We use reasonable administrative, technical, and physical safeguards to protect your information, including SSL/TLS encryption for data in transit, secure password storage, and trusted third-party providers. However, no method of transmission or storage is 100% secure. We cannot guarantee absolute security, and you provide your information at your own risk. We recommend that you do not use unsecure channels to communicate sensitive or confidential information to us. In the event of a data breach involving your personal information, we will notify you and applicable authorities as required by law.

16. Children's Privacy

The Site is not directed to children under the age of majority in their jurisdiction. We do not knowingly collect personal information from children. If you believe we have collected such information, contact us immediately and we will delete it. As of the effective date of this Privacy Policy, we do not have actual knowledge that we "share" or "sell" (as those terms are defined in applicable law) personal information of individuals under 16 years of age.

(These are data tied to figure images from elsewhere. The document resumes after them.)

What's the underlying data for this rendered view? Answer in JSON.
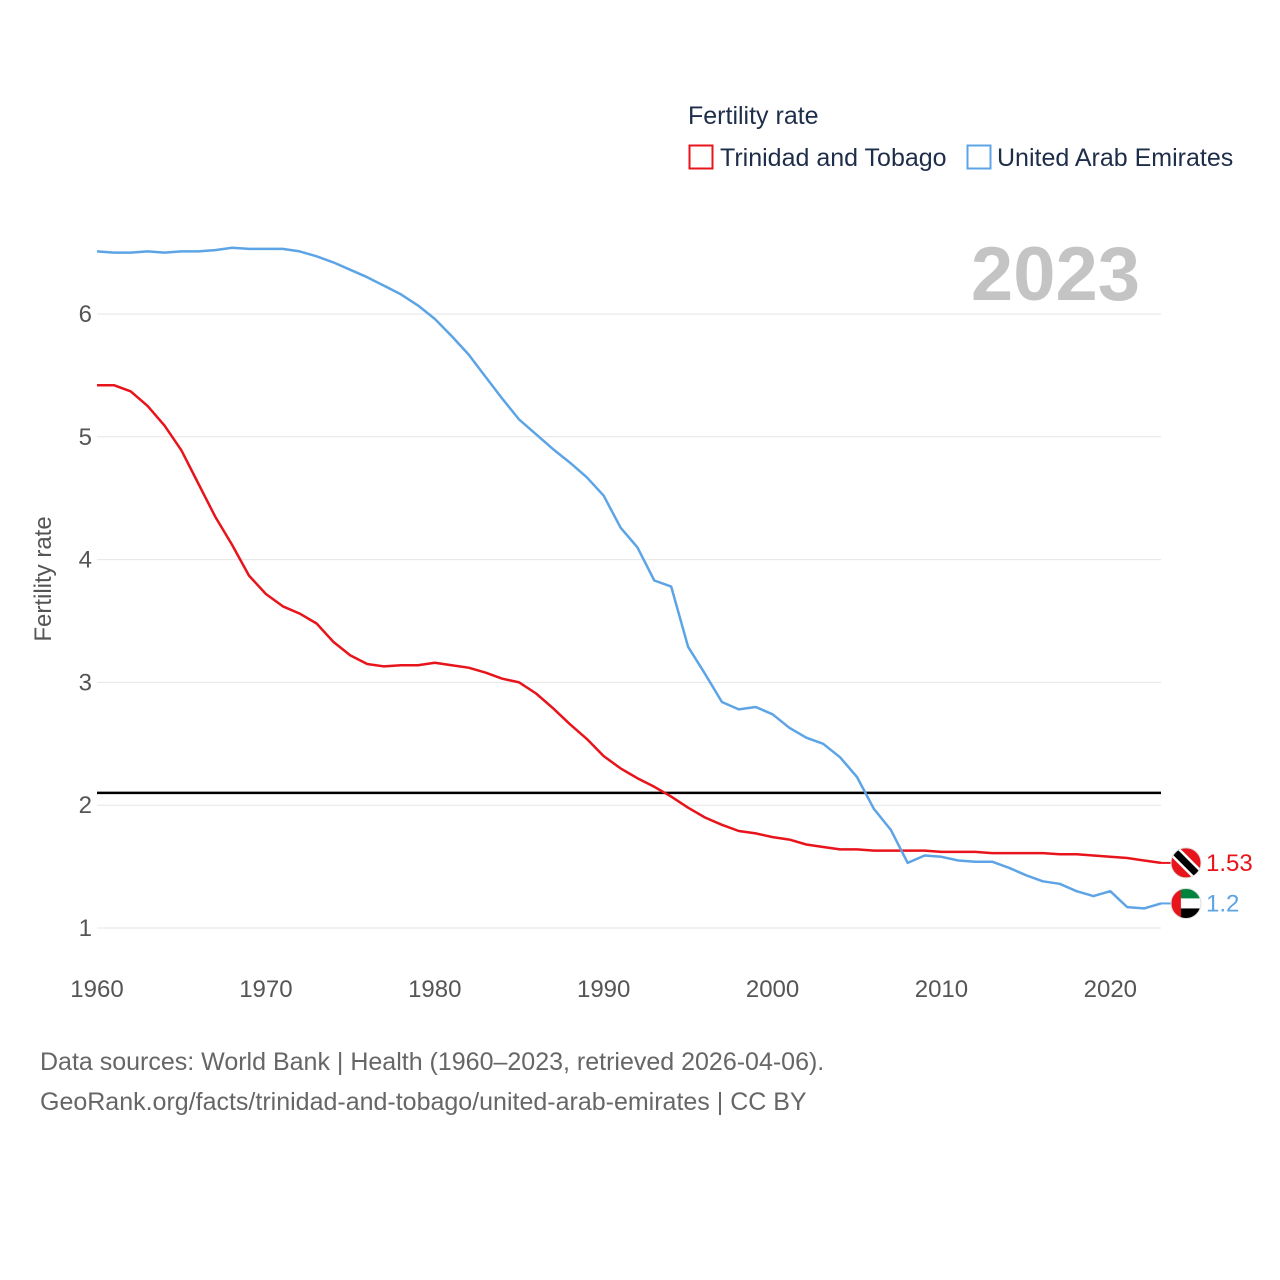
{
  "chart_data": {
    "type": "line",
    "title": "Fertility rate",
    "ylabel": "Fertility rate",
    "xlabel": "",
    "year_label": "2023",
    "xlim": [
      1960,
      2023
    ],
    "ylim": [
      0.7,
      6.5
    ],
    "x_ticks": [
      1960,
      1970,
      1980,
      1990,
      2000,
      2010,
      2020
    ],
    "y_ticks": [
      1,
      2,
      3,
      4,
      5,
      6
    ],
    "reference_line": {
      "y": 2.1,
      "color": "#000000"
    },
    "x": [
      1960,
      1961,
      1962,
      1963,
      1964,
      1965,
      1966,
      1967,
      1968,
      1969,
      1970,
      1971,
      1972,
      1973,
      1974,
      1975,
      1976,
      1977,
      1978,
      1979,
      1980,
      1981,
      1982,
      1983,
      1984,
      1985,
      1986,
      1987,
      1988,
      1989,
      1990,
      1991,
      1992,
      1993,
      1994,
      1995,
      1996,
      1997,
      1998,
      1999,
      2000,
      2001,
      2002,
      2003,
      2004,
      2005,
      2006,
      2007,
      2008,
      2009,
      2010,
      2011,
      2012,
      2013,
      2014,
      2015,
      2016,
      2017,
      2018,
      2019,
      2020,
      2021,
      2022,
      2023
    ],
    "series": [
      {
        "name": "Trinidad and Tobago",
        "color": "#e8141b",
        "end_label": "1.53",
        "flag": "trinidad-and-tobago-flag",
        "values": [
          5.42,
          5.42,
          5.37,
          5.25,
          5.09,
          4.89,
          4.62,
          4.35,
          4.12,
          3.87,
          3.72,
          3.62,
          3.56,
          3.48,
          3.33,
          3.22,
          3.15,
          3.13,
          3.14,
          3.14,
          3.16,
          3.14,
          3.12,
          3.08,
          3.03,
          3.0,
          2.91,
          2.79,
          2.66,
          2.54,
          2.4,
          2.3,
          2.22,
          2.15,
          2.07,
          1.98,
          1.9,
          1.84,
          1.79,
          1.77,
          1.74,
          1.72,
          1.68,
          1.66,
          1.64,
          1.64,
          1.63,
          1.63,
          1.63,
          1.63,
          1.62,
          1.62,
          1.62,
          1.61,
          1.61,
          1.61,
          1.61,
          1.6,
          1.6,
          1.59,
          1.58,
          1.57,
          1.55,
          1.53
        ]
      },
      {
        "name": "United Arab Emirates",
        "color": "#5da4e6",
        "end_label": "1.2",
        "flag": "united-arab-emirates-flag",
        "values": [
          6.51,
          6.5,
          6.5,
          6.51,
          6.5,
          6.51,
          6.51,
          6.52,
          6.54,
          6.53,
          6.53,
          6.53,
          6.51,
          6.47,
          6.42,
          6.36,
          6.3,
          6.23,
          6.16,
          6.07,
          5.96,
          5.82,
          5.67,
          5.49,
          5.31,
          5.14,
          5.02,
          4.9,
          4.79,
          4.67,
          4.52,
          4.26,
          4.1,
          3.83,
          3.78,
          3.29,
          3.07,
          2.84,
          2.78,
          2.8,
          2.74,
          2.63,
          2.55,
          2.5,
          2.39,
          2.23,
          1.97,
          1.8,
          1.53,
          1.59,
          1.58,
          1.55,
          1.54,
          1.54,
          1.49,
          1.43,
          1.38,
          1.36,
          1.3,
          1.26,
          1.3,
          1.17,
          1.16,
          1.2
        ]
      }
    ]
  },
  "legend": {
    "title": "Fertility rate",
    "items": [
      "Trinidad and Tobago",
      "United Arab Emirates"
    ]
  },
  "source": {
    "line1": "Data sources: World Bank | Health (1960–2023, retrieved 2026-04-06).",
    "line2": "GeoRank.org/facts/trinidad-and-tobago/united-arab-emirates | CC BY"
  }
}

17. Third-Party Websites and Links

The Site may provide links to websites or other online platforms operated by third parties. If you follow links to sites not affiliated or controlled by us, you should review their privacy and security policies and other terms and conditions. We do not guarantee and are not responsible for the privacy or security of such sites, including the accuracy, completeness, or reliability of information found on these sites. Our inclusion of such links does not, by itself, imply any endorsement of the content on such platforms or of their owners or operators.

18. Changes to This Privacy Policy

We may update this Privacy Policy from time to time. The "Last updated" date at the top reflects the most recent revision. Material changes will be announced via email to active customers and prominently on the Site for 30 days following the change. Continued use of the Site after changes constitutes acceptance.

19. Contact

Privacy questions or rights requests: hello@ecomfordummies.com

For the purpose of applicable data protection laws, we are the data controller of your personal information. For EU/UK customers, you may also contact your local data protection supervisory authority directly.